Die Klägerin hat beantragt,
die Beklagte zu verurteilen, an sie 828,45 DM
netto nebst 4 % Zinsen seit dem 21. Dezember 1989
zu zahlen.
Die Beklagte hat beantragt, die Klage abzuweisen. Sie hat vorgetragen: Aufgrund der Bruttoverdienste der Eheleute sei nach der Eheschließung nur die Wahl der Steuerklasse IV sowohl für die Klägerin als auch für ihren Ehemann sinnvoll gewesen. Regelmäßig treffe bei dieser Steuerklassenkombination die Besteuerung zu, so daß es zu keinen Nachforderungen des Finanzamtes komme. Die davon abweichende Wahl der Steuerklassen durch die Klägerin und ihren Ehemann sei nur deshalb erfolgt, um das Nettogehalt der Klägerin zu erhöhen und um sodann einen höheren Zuschuß zum Mutterschaftsgeld geltend zu machen. Damit habe die Klägerin rechtsmißbräuchlich gegenüber der Beklagten gehandelt, was auch durch den erneuten Wechsel der Steuerklassen im November 1989 bestätigt werde. Daher sei sie berechtigt gewesen, bei der Berechnung des Zuschusses zum Mutterschaftsgeld eine Einstufung in Steuerklasse IV zugrunde zu legen.

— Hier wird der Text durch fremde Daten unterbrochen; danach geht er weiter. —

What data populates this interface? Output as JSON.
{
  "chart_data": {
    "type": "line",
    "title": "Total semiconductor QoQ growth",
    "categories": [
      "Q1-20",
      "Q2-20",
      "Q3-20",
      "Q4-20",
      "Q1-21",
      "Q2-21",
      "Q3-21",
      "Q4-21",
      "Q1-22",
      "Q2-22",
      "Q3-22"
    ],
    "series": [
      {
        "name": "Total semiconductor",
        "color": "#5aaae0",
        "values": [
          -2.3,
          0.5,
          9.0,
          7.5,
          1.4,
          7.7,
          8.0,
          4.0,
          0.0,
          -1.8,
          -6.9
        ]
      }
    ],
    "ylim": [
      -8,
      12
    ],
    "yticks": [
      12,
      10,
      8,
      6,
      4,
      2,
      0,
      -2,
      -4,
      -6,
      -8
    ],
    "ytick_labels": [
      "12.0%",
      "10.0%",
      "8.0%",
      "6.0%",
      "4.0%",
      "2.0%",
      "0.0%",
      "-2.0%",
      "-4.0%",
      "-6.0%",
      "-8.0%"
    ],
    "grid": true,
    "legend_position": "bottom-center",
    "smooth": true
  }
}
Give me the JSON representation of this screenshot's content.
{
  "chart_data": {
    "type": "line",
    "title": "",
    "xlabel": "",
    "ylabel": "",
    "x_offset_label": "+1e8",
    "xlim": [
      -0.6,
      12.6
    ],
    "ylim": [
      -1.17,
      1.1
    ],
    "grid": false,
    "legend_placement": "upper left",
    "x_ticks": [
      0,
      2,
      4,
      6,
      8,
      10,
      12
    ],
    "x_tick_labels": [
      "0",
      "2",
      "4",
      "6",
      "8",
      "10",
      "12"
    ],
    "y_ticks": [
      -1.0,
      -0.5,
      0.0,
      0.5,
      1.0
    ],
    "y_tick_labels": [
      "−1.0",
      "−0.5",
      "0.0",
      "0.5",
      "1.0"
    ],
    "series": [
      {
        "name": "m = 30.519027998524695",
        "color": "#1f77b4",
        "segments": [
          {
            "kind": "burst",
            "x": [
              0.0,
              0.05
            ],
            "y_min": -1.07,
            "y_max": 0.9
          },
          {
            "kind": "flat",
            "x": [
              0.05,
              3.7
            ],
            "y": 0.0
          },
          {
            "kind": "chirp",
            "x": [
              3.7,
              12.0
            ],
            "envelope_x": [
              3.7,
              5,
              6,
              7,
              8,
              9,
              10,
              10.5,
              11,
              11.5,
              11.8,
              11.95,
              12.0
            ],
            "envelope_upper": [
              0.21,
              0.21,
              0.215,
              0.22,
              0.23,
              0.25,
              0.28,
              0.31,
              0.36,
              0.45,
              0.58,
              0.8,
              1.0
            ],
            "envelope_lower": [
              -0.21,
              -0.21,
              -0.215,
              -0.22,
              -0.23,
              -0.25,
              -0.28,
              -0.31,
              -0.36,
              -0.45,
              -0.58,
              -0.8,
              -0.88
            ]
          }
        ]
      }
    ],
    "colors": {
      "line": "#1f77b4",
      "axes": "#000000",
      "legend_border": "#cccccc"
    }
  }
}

Das Arbeitsgericht hat die Klage abgewiesen. Das Landesarbeitsgericht hat die Berufung der Klägerin zurückgewiesen. Mit der Revision verfolgt die Klägerin ihren Klageantrag weiter.
Entscheidungsgründe
Die Revision ist nicht begründet. Der Klägerin steht der von ihr begehrte höhere Zuschuß zum Mutterschaftsgeld nicht zu. Ihr Verlangen, den Zuschuß nach dem in den Monaten Mai bis Juli 1989 erzielten Nettoverdienst zu berechnen, ist rechtsmißbräuchlich.
1. Nach § 14 Abs. 1 Satz 1 MuSchG erhalten Frauen, die Anspruch auf Mutterschaftsgeld haben, für die Zeit der Schutzfristen vor und nach der Niederkunft einen Zuschuß zum Mutterschaftsgeld in Höhe des Unterschiedsbetrages zwischen 25,-- DM und dem um die gesetzlichen Abzüge verminderten durchschnittlichen kalendertäglichen Arbeitsentgelt. Das durchschnittliche kalendertägliche Arbeitsentgelt ist nach § 14 Abs. 1 Satz 2 MuSchG aus den letzten drei abgerechneten Kalendermonaten oder - bei wöchentlicher Abrechnung - aus den letzten 13 Wochen vor Beginn der Schutzfrist des § 3 Abs. 2 MuSchG zu berechnen.
a) In seinem Urteil vom 22. Oktober 1986 (BAGE 53, 217 = AP Nr. 5 zu § 14 MuSchG 1968 = SAE 1988, 66) hat der Senat den Grundsatz aufgestellt, daß die nach § 14 MuSchG anspruchsberechtigte Frau rechtsmißbräuchlich handele, wenn sie durch Änderung von steuerlichen Merkmalen (Steuerklasse, Freibeträge) die Höhe der ihr im Bezugszeitraum zufließenden Nettovergütung allein des halb beeinflusse, um einen höheren Zuschuß des Arbeitgebers zum Mutterschaftsgeld zu erlangen.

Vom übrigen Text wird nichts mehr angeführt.